If their capacity remains below that level when the data is updated Saturday, the closures will take effect Sunday and stay in effect at least three weeks.
Gov. Gavin Newsom announced the new plan Thursday. It is the most restrictive order since he imposed the country’s first statewide stay-at-home rule in March.
7:07 a.m. Thousands of doctors, teachers and others in high-risk groups have signed up for COVID-19 vaccinations in Moscow starting Saturday, a precursor to a sweeping Russia-wide immunization effort.
The vaccinations come three days after President Vladimir Putin ordered the launch of a “large-scale” COVID-19 immunization campaign even though a Russian-designed vaccine has yet to complete the advanced studies needed to ensure its effectiveness and safety in line with established scientific protocols.
The Russian leader said Wednesday that more than 2 million doses of the Sputnik V jab will be available in the next few days, allowing authorities to offer jabs to medical workers and teachers across the country starting late next week.
Moscow, which currently accounts for about a quarter of the country’s new daily infections, moved ahead of the curve, opening 70 vaccination facilities on Saturday. Doctors, teachers and municipal workers were invited to book a time to receive a jab, and Moscow Mayor Sergei Sobyanin said that about 5,000 signed up in a few hours after the system began operating on Friday.
7 a.m.
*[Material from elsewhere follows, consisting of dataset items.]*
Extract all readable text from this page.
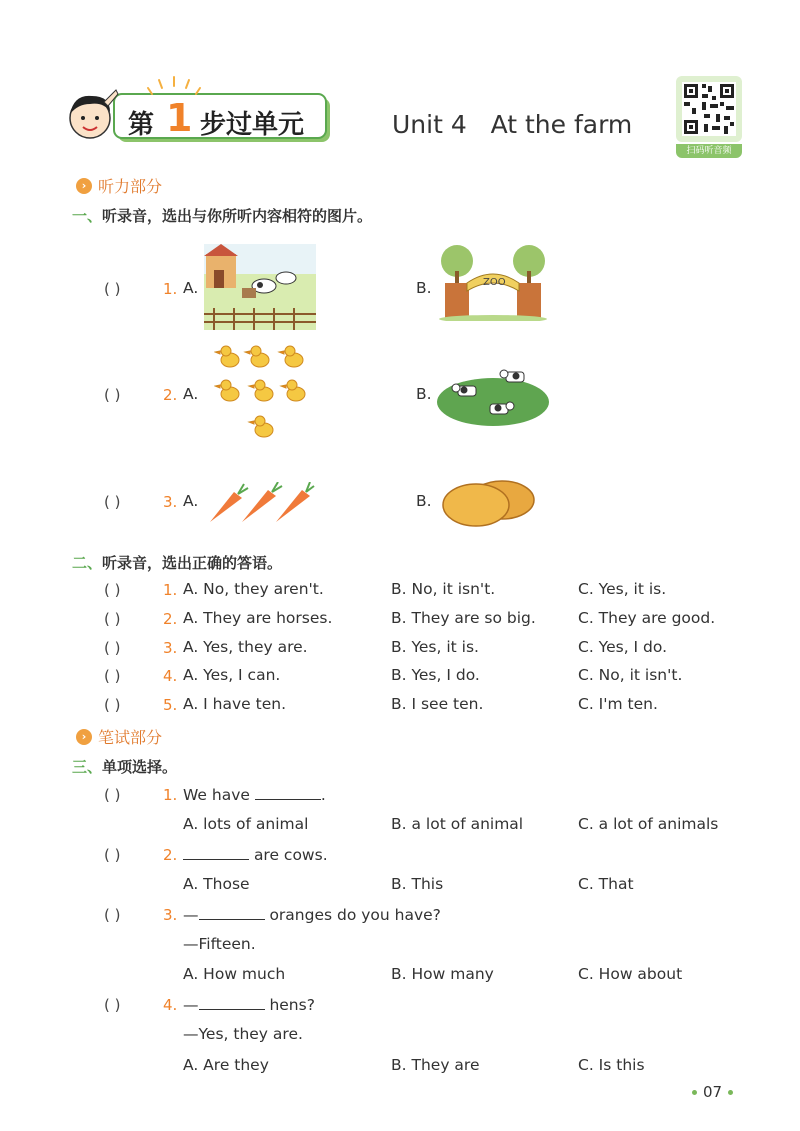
第 1 步过单元	Unit 4   At the farm
扫码听音频
› 听力部分
一、听录音，选出与你所听内容相符的图片。
( )	1. A.	B.	ZOO
( )	2. A.	B.
( )	3. A.	B.
二、听录音，选出正确的答语。
( )	1. A. No, they aren't.	B. No, it isn't.	C. Yes, it is.
( )	2. A. They are horses.	B. They are so big.	C. They are good.
( )	3. A. Yes, they are.	B. Yes, it is.	C. Yes, I do.
( )	4. A. Yes, I can.	B. Yes, I do.	C. No, it isn't.
( )	5. A. I have ten.	B. I see ten.	C. I'm ten.
› 笔试部分
三、单项选择。
( )	1. We have	.
A. lots of animal	B. a lot of animal	C. a lot of animals
( )	2.	are cows.
A. Those	B. This	C. That
( )	3. —	oranges do you have?
—Fifteen.
A. How much	B. How many	C. How about
( )	4. —	hens?
—Yes, they are.
A. Are they	B. They are	C. Is this
07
Iran’s death toll from the global pandemic has risen above 50,000, according to state television, as the country grapples with the worst outbreak in the Middle East.
A two-week partial lockdown in the capital of Tehran and other major cities helped slow, but not stop the rising wave of deaths from the coronavirus over the past few weeks.
President Hassan Rouhani warned Saturday that the lockdown could be extended to more cities or reimposed on the capital, if people do not abide by health measures.
“Tehran is on the borderline of being in the red zone,” Rouhani said. “All people and public officials should try to implement measures and regulations.”
Health Ministry spokeswoman Sima Sadat Lari said Saturday that the countrywide death toll the previous day was 321.
Friday 6 p.m. The FBI is telling anyone who underwent a coronavirus test at a New Jersey laboratory to get retested and to contact the agency.
In a statement Friday on Twitter, the FBI’s Newark office urges people who were recently tested for the virus at Infinity Diagnostic Laboratory in Ventnor “to be retested as soon as possible.” It also asks that anyone who was administered a finger-prick blood test at the laboratory to contact a victim assistance unit at the FBI.
The announcement gave no further details, and a message left with the FBI seeking further information was not immediately returned.
Voicemail for the company’s operations director Friday evening said it was closed and did not offer the opportunity to leave a message.